Bank of England Chief Calls for Post-Brexit EU Relations Rebuild to Boost UK Trade
Bank of England Chief Calls: Bank of England Governor Andrew Bailey has called for rebuilding ties with the EU to help strengthen the UK economy, while respecting the Brexit decision made by voters in 2016. In his Mansion House address, Bailey addressed the economic impact of Brexit, noting weaker trade levels, particularly in goods, which have weighed heavily on the UK economy.
While Bailey has typically refrained from Brexit commentary due to the Bank’s political neutrality, his latest remarks highlight the need to mend economic relations with the EU. He clarified that while he doesn’t take a political stance, he must address Brexit’s economic effects. He explained that the UK’s diminished relationship with the EU has disproportionately affected goods trade, especially exports in food and agriculture, although the service sector has fared better than expected.
Bailey’s comments come alongside an Office for Budget Responsibility (OBR) forecast that estimates Brexit will reduce UK economic growth by 4% over 15 years. Despite this, UK Prime Minister Keir Starmer and some EU officials, including Spain’s Finance Minister Carlos Cuerpo, have expressed hope for a stronger UK-EU relationship.
In addition to Brexit, Bailey noted other pressing economic concerns, such as global fragmentation and geopolitical tensions. He warned against focusing solely on Brexit’s effects while neglecting broader global economic shocks, which could further impact UK trade and investment.

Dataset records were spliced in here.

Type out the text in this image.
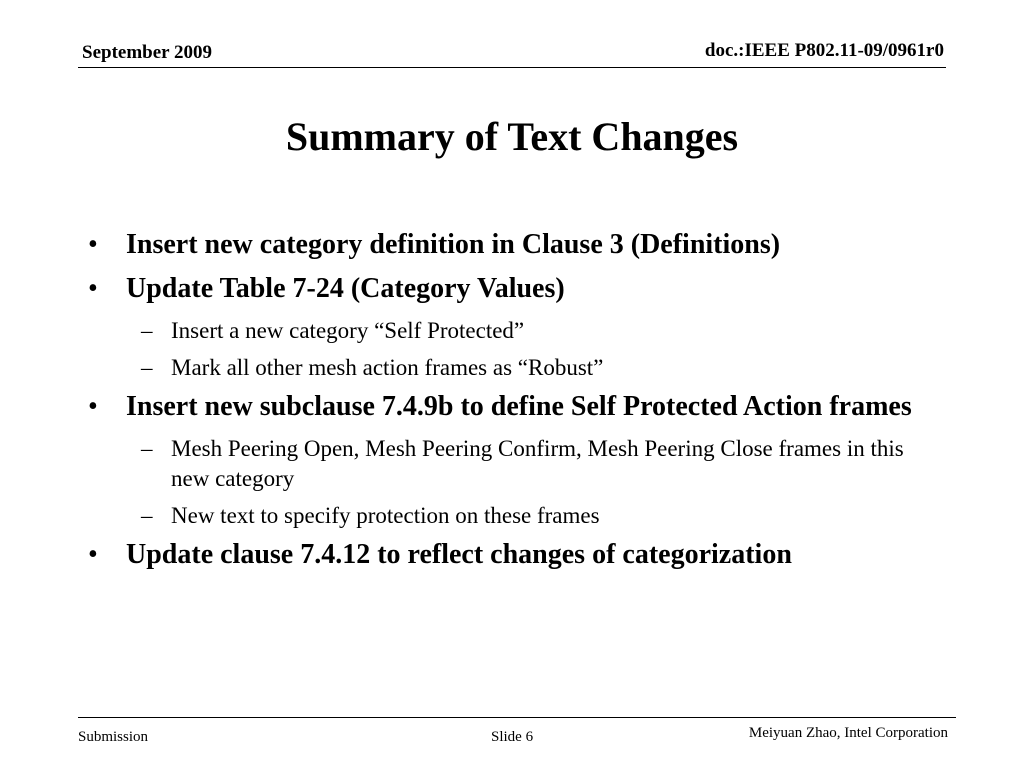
September 2009	doc.:IEEE P802.11-09/0961r0
Summary of Text Changes
• Insert new category definition in Clause 3 (Definitions)
• Update Table 7-24 (Category Values)
– Insert a new category “Self Protected”
– Mark all other mesh action frames as “Robust”
• Insert new subclause 7.4.9b to define Self Protected Action frames
– Mesh Peering Open, Mesh Peering Confirm, Mesh Peering Close frames in this new category
– New text to specify protection on these frames
• Update clause 7.4.12 to reflect changes of categorization
Submission	Slide 6	Meiyuan Zhao, Intel Corporation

Chancellor Rachel Reeves also spoke at the Mansion House event, proposing pension fund reforms aimed at increasing growth. She suggested merging council pension funds to allow for more significant, growth-generating investments, though some critics warn of potential risks. Reeves emphasized that regulations implemented after the 2008 financial crisis may have limited the UK’s financial growth potential, and she proposed new measures to restore the UK’s global financial status.
As part of her agenda, Reeves revealed plans for a comprehensive financial strategy to be published next spring. This strategy will target fintech, sustainable finance, capital markets, and asset management, underscoring sustainable investment as a prime opportunity for economic revitalization.

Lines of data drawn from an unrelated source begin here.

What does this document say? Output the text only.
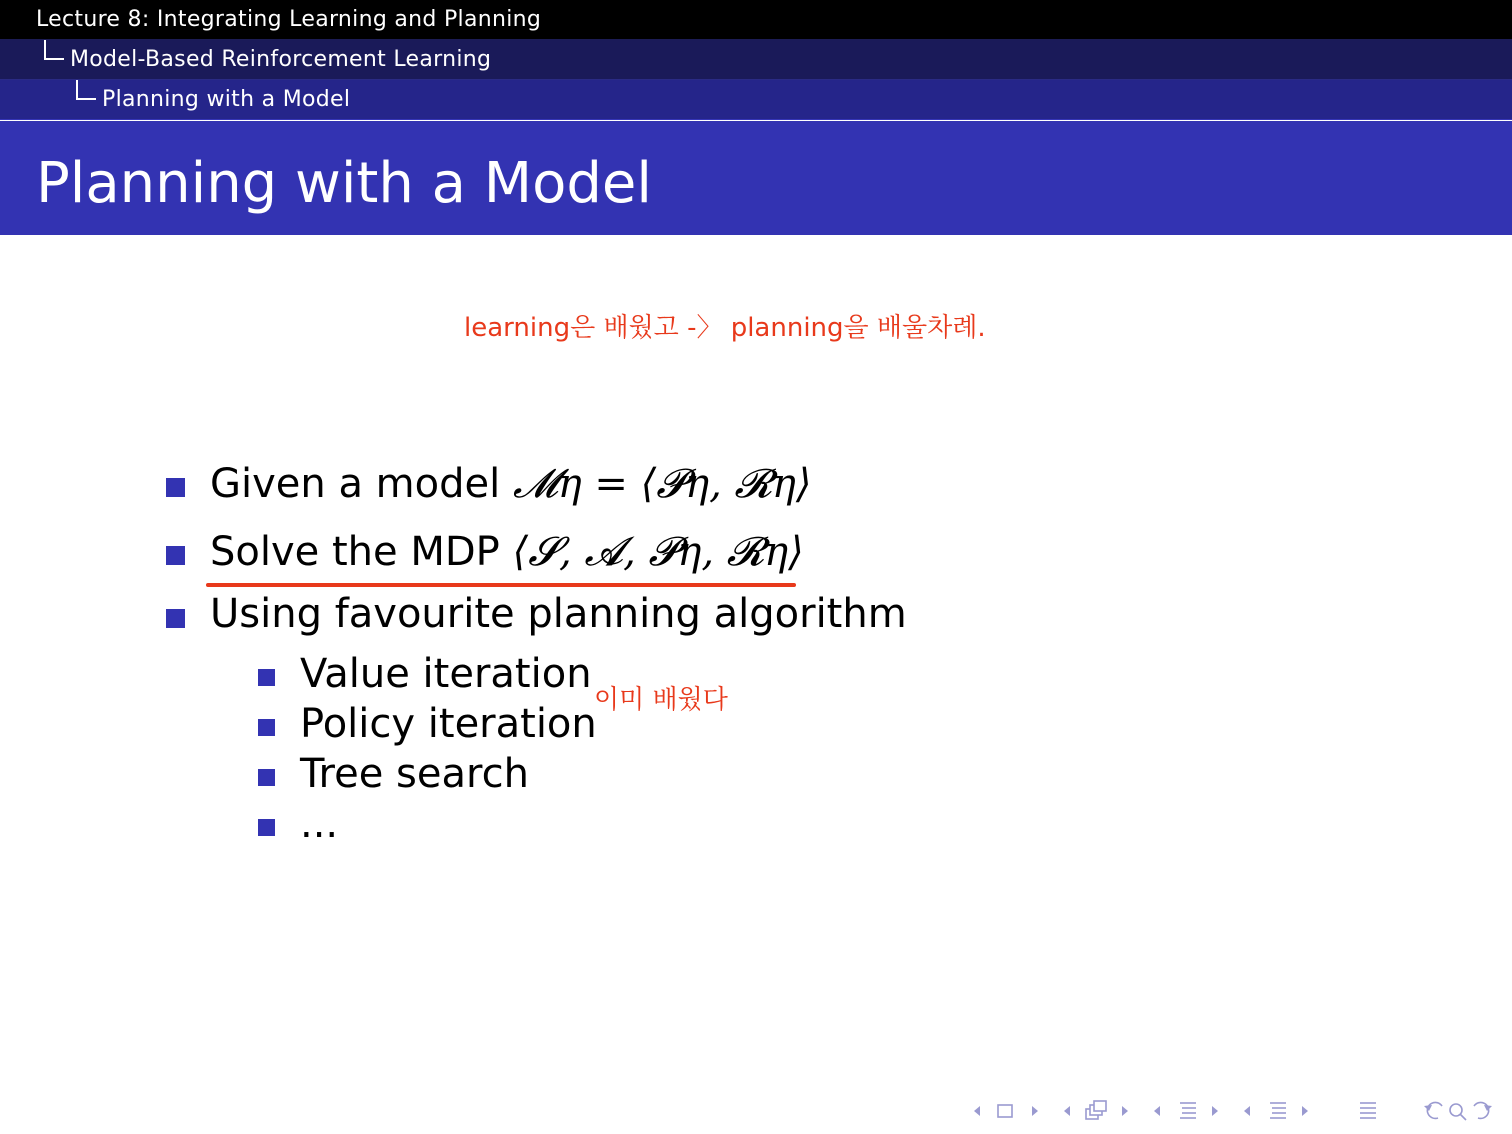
Lecture 8: Integrating Learning and Planning
Model-Based Reinforcement Learning
Planning with a Model
Planning with a Model
learning은 배웠고 -〉 planning을 배울차례.
Given a model 𝓜η = ⟨𝓟η, 𝓡η⟩
Solve the MDP ⟨𝓢, 𝓐, 𝓟η, 𝓡η⟩
Using favourite planning algorithm
Value iteration
Policy iteration
Tree search
...
이미 배웠다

Bailey also pointed out that the UK’s productivity growth has been sluggish since the 2008 financial crisis, placing it behind the US, which has shown stronger economic resilience. Both Bailey and Reeves emphasized that revamping the UK pension system would require “heavy lifting” to streamline its fragmented structure and make it more conducive to economic growth.

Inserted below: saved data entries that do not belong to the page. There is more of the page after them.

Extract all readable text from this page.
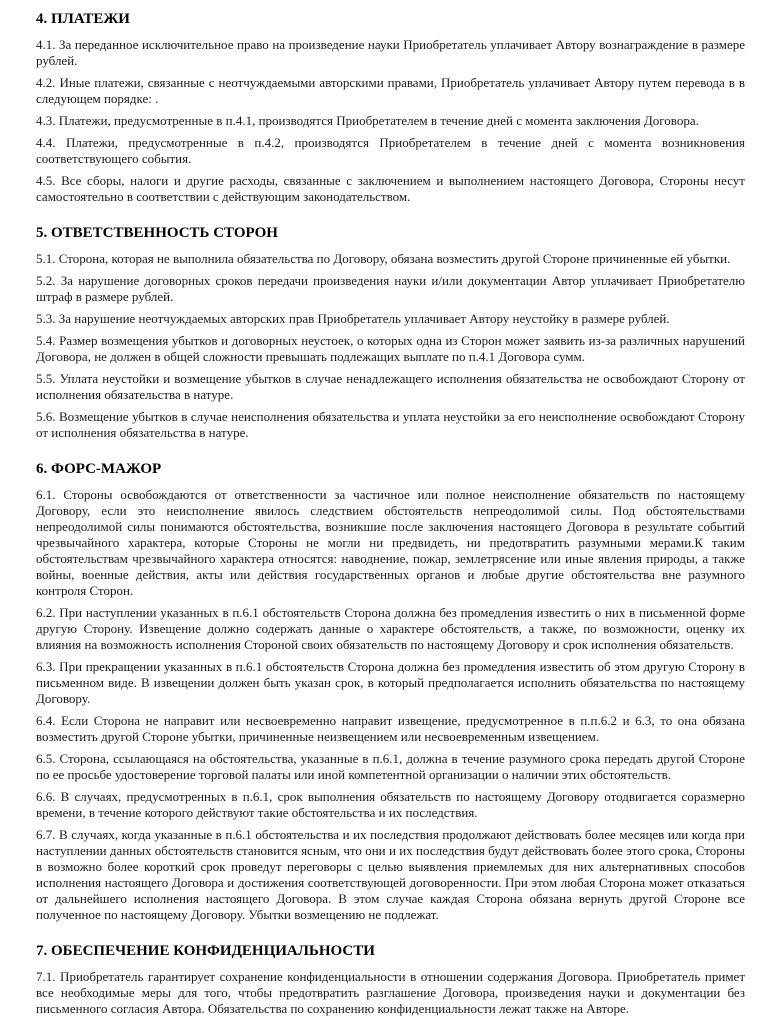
4. ПЛАТЕЖИ

4.1. За переданное исключительное право на произведение науки Приобретатель уплачивает Автору вознаграждение в размере рублей.

4.2. Иные платежи, связанные с неотчуждаемыми авторскими правами, Приобретатель уплачивает Автору путем перевода в в следующем порядке: .

4.3. Платежи, предусмотренные в п.4.1, производятся Приобретателем в течение дней с момента заключения Договора.

4.4. Платежи, предусмотренные в п.4.2, производятся Приобретателем в течение дней с момента возникновения соответствующего события.

4.5. Все сборы, налоги и другие расходы, связанные с заключением и выполнением настоящего Договора, Стороны несут самостоятельно в соответствии с действующим законодательством.

5. ОТВЕТСТВЕННОСТЬ СТОРОН

5.1. Сторона, которая не выполнила обязательства по Договору, обязана возместить другой Стороне причиненные ей убытки.

5.2. За нарушение договорных сроков передачи произведения науки и/или документации Автор уплачивает Приобретателю штраф в размере рублей.

5.3. За нарушение неотчуждаемых авторских прав Приобретатель уплачивает Автору неустойку в размере рублей.

5.4. Размер возмещения убытков и договорных неустоек, о которых одна из Сторон может заявить из-за различных нарушений Договора, не должен в общей сложности превышать подлежащих выплате по п.4.1 Договора сумм.

5.5. Уплата неустойки и возмещение убытков в случае ненадлежащего исполнения обязательства не освобождают Сторону от исполнения обязательства в натуре.

5.6. Возмещение убытков в случае неисполнения обязательства и уплата неустойки за его неисполнение освобождают Сторону от исполнения обязательства в натуре.

6. ФОРС-МАЖОР

6.1. Стороны освобождаются от ответственности за частичное или полное неисполнение обязательств по настоящему Договору, если это неисполнение явилось следствием обстоятельств непреодолимой силы. Под обстоятельствами непреодолимой силы понимаются обстоятельства, возникшие после заключения настоящего Договора в результате событий чрезвычайного характера, которые Стороны не могли ни предвидеть, ни предотвратить разумными мерами.К таким обстоятельствам чрезвычайного характера относятся: наводнение, пожар, землетрясение или иные явления природы, а также войны, военные действия, акты или действия государственных органов и любые другие обстоятельства вне разумного контроля Сторон.

6.2. При наступлении указанных в п.6.1 обстоятельств Сторона должна без промедления известить о них в письменной форме другую Сторону. Извещение должно содержать данные о характере обстоятельств, а также, по возможности, оценку их влияния на возможность исполнения Стороной своих обязательств по настоящему Договору и срок исполнения обязательств.

6.3. При прекращении указанных в п.6.1 обстоятельств Сторона должна без промедления известить об этом другую Сторону в письменном виде. В извещении должен быть указан срок, в который предполагается исполнить обязательства по настоящему Договору.

6.4. Если Сторона не направит или несвоевременно направит извещение, предусмотренное в п.п.6.2 и 6.3, то она обязана возместить другой Стороне убытки, причиненные неизвещением или несвоевременным извещением.

6.5. Сторона, ссылающаяся на обстоятельства, указанные в п.6.1, должна в течение разумного срока передать другой Стороне по ее просьбе удостоверение торговой палаты или иной компетентной организации о наличии этих обстоятельств.

6.6. В случаях, предусмотренных в п.6.1, срок выполнения обязательств по настоящему Договору отодвигается соразмерно времени, в течение которого действуют такие обстоятельства и их последствия.

6.7. В случаях, когда указанные в п.6.1 обстоятельства и их последствия продолжают действовать более месяцев или когда при наступлении данных обстоятельств становится ясным, что они и их последствия будут действовать более этого срока, Стороны в возможно более короткий срок проведут переговоры с целью выявления приемлемых для них альтернативных способов исполнения настоящего Договора и достижения соответствующей договоренности. При этом любая Сторона может отказаться от дальнейшего исполнения настоящего Договора. В этом случае каждая Сторона обязана вернуть другой Стороне все полученное по настоящему Договору. Убытки возмещению не подлежат.

7. ОБЕСПЕЧЕНИЕ КОНФИДЕНЦИАЛЬНОСТИ

7.1. Приобретатель гарантирует сохранение конфиденциальности в отношении содержания Договора. Приобретатель примет все необходимые меры для того, чтобы предотвратить разглашение Договора, произведения науки и документации без письменного согласия Автора. Обязательства по сохранению конфиденциальности лежат также на Авторе.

Conservative figures, such as Shadow Chancellor Mel Stride, voiced cautious support for Reeves’ pension reform plans but criticized Labour’s broader budgetary approach. Stride suggested that Labour’s fiscal policies might deter investment, undermining efforts to spur economic growth.
The remarks from Bailey and Reeves come at a time when the UK government faces pressure from businesses to encourage economic expansion while managing rising taxes intended to support public services.